Une conjonction «inhabituelle» de phénomènes climatiques, selon la Ville, a transformé hier les trottoirs montréalais en dangereux hybrides piscine-patinoire.

Au moins cinq piétons ont été hospitalisés à l'Hôtel-Dieu, victimes de la glace qui n'avait pas encore fondu en début de matinée. Les diagnostics sont «variés», de la contusion à la fracture, explique la porte-parole du CHUM, Nathalie Forgue. Elle s'attend à ce que le bilan définitif soit bien plus lourd.

La situation est si inattendue que l'arrondissement du Plateau-Mont-Royal a failli déroger à sa célèbre politique et enlever la neige ce week-end. On s'attend à des températures de -12° dans la nuit de dimanche à lundi, qui vont transformer la gadoue en glace. «On y a vraiment réfléchi d'une façon non-dogmatique et par trois fois, on s'est dit: «On y va, on charge la neige», explique le maire, Luc Ferrandez. Mais après inspection visuelle, on a décidé de privilégier le déblaiement des trottoirs. J'avoue qu'il y a un petit risque. Est-ce qu'on a la bonne stratégie? Je l'espère.»

Le maire rappelle que, sur 40% du territoire de son arrondissement, le chargement de la neige est effectué par des entrepreneurs privés, qui travailleront en fin de semaine. Il précise également une règle «que peu de gens semblent avoir comprise à Montréal»: le chargement de la neige se fait au détriment du déblaiement des trottoirs. «Les deux ne peuvent se faire en même temps. Dès demain (aujourd'hui), nous aurons neuf chenillettes à l'oeuvre, jour et nuit.»

En matinée, hier, avant que le mercure ne remonte au-dessus du point de congélation, de nombreux piétons ont dû composer avec des trottoirs casse-cou au centre-ville. Dans bien des secteurs, on n'avait pas encore déblayé le passage avec des chenillettes. Un peu partout sur l'internet, les Montréalais se sont littéralement déchaînés contre les autorités municipales. «Eh, la Ville de Montréal, on ne déneige plus? écrit notamment un Montréalais sur Twitter. Vous attendez que les caves soient inondées pour pousser la neige et dégager les puisards?»

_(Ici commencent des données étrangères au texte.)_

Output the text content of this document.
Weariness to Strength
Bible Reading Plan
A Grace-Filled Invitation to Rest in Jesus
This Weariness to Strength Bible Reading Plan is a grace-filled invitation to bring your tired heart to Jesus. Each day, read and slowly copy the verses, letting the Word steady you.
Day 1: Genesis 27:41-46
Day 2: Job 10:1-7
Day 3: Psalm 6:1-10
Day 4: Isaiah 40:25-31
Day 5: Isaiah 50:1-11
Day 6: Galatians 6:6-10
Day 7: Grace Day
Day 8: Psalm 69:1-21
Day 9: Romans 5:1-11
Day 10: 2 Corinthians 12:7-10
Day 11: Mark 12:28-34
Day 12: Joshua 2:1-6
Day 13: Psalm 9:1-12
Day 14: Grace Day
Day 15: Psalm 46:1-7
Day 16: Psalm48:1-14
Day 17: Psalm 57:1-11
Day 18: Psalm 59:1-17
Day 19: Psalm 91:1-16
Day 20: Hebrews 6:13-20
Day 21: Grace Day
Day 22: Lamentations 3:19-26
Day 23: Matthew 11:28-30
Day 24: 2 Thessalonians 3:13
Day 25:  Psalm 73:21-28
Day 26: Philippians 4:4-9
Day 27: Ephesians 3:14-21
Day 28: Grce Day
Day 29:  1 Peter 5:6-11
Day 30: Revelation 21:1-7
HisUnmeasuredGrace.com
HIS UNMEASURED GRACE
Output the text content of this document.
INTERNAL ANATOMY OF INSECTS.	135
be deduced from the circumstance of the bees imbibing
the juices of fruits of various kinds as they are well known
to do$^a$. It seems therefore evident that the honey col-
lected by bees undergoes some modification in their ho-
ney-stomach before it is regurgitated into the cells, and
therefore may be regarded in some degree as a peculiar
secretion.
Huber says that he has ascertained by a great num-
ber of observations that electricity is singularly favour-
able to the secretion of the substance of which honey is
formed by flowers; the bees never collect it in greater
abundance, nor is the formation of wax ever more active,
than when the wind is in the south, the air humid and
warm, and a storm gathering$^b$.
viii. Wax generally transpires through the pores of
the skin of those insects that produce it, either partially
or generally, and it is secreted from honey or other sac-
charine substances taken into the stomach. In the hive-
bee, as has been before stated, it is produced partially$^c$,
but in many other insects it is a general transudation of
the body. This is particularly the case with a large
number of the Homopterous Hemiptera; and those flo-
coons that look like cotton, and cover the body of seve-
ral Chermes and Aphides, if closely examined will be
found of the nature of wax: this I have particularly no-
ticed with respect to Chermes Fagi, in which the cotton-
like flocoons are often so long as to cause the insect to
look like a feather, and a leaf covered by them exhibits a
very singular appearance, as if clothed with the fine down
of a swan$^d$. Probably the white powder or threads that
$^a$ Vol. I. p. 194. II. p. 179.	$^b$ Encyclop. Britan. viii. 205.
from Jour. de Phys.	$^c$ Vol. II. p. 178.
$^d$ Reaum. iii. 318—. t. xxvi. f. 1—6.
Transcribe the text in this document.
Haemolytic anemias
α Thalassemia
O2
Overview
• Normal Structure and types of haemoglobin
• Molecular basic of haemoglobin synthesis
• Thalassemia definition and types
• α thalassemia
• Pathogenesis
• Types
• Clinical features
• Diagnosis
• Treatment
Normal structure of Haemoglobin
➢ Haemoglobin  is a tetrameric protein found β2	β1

Travailler sur tous les fronts

À la Ville, on se défend bien d'avoir sous-estimé le danger que représente ce cocktail de neige et d'eau. «Il y a des équipes qui sillonnent les rues, elles ont des fondants, des abrasifs, elles dégagent les puisards et les abords des hôpitaux, mais elles ne peuvent être partout», résume Philippe Sabourin, de la Ville de Montréal. Essentiellement, trois phénomènes en 24heures sont venus compliquer la vie des Montréalais: une chute de 15 cm de neige à partir de mercredi soir, suivi de pluie et d'un redoux. Le mélange, communément appelé «sloche», a bouché les puisards et causé des accumulations d'eau un peu partout en ville. La neige, tassée sous ces flaques, est parfois devenue glace.

«C'était particulier, dit M. Sabourin. Et ça continue de fondre, même si la situation semble s'être améliorée (hier) matin. Nous travaillons sur tous les fronts: il y a de la neige à enlever, il y a des accumulations d'eau et nous déblayons les puisards.» En milieu de journée, hier, on estimait que 80% de la neige avait été évacuée. La cadence a été ralentie afin de permettre aux quelque 3000 employés mobilisés de se reposer.

Le seul combat que les arrondissements ne livrent pas en ce moment, c'est celui des nids-de-poule, qui prolifèrent avec le dégel. Impossible de les réparer tant que la chaussée n'est pas sèche. On prévoit de la pluie intermittente jusqu'en fin de journée demain. Le mercure redescendra ensuite sous le point de congélation.